Sunday, March 6, 2011

Saudi Arabia increases oil production to cover Libya loss

The International Energy Agency confirmed on Friday that Saudi Arabia was stepping in to cover the fact that many platforms producing high-grade oil from Libya have been completely shut down because of the unrest.
A source told Reuters that the Saudi state oil company increased its production to more than 9m barrels per day – a rise of more than 700,000 barrels.
The worsening situation in Libya has seen about 1.2m barrels of production out of Libya's 1.6m barrels daily output lost.
European refineries have been particularly worried about a shortage of high-grade crude, of which Libya is a key supplier.
However, the news of Saudi Arabia's intervention calmed the spot price of oil, which had risen to a two-and-a-half year high above $119 at one point on Thursday.
On Friday, Brent crude dropped down to $111 per barrel. However, it still closed up 9pc for the week, reflecting continuing unrest in the wider oil producing region.

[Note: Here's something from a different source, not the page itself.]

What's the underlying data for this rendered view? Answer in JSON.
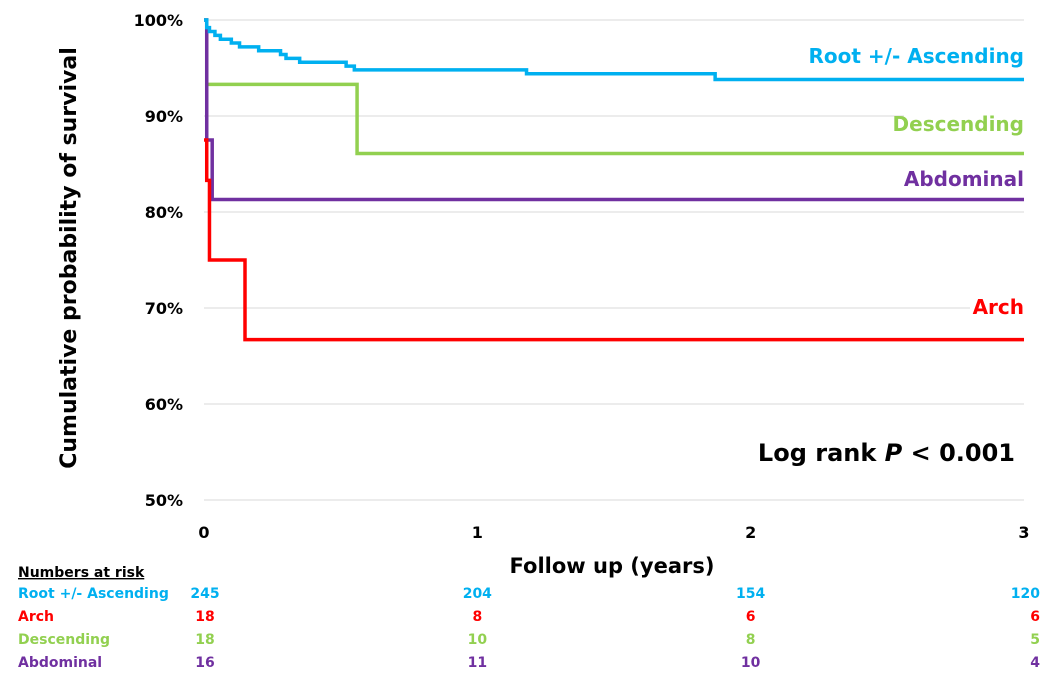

Riots have spread from Tunisia to Algeria, Egypt, Bahrain and Yemen in recent weeks.
Analysts from ICAP Shipping said on Friday: "In terms of pure volumes there are ample supplies of crude that can be brought to the market if there is a major and prolonged disruption of exports [from Libya].
"However, with the lion's hare of Libyan crude comprised of light, sweet grades, it is also not entirely clear how global trade flows will be affected."
IEA figures show that Saudi Arabia has 3.5m barrels a day of spare capacity, while the United Arab Emirates could add 330,000 barrels, Qatar could put on 180,000, and Kuwait 230,000. While not all of this would be likely to come on stream at once, Middle East production is still 1.7m barrels per day lower than it was at the height oil price spike in mid-2008.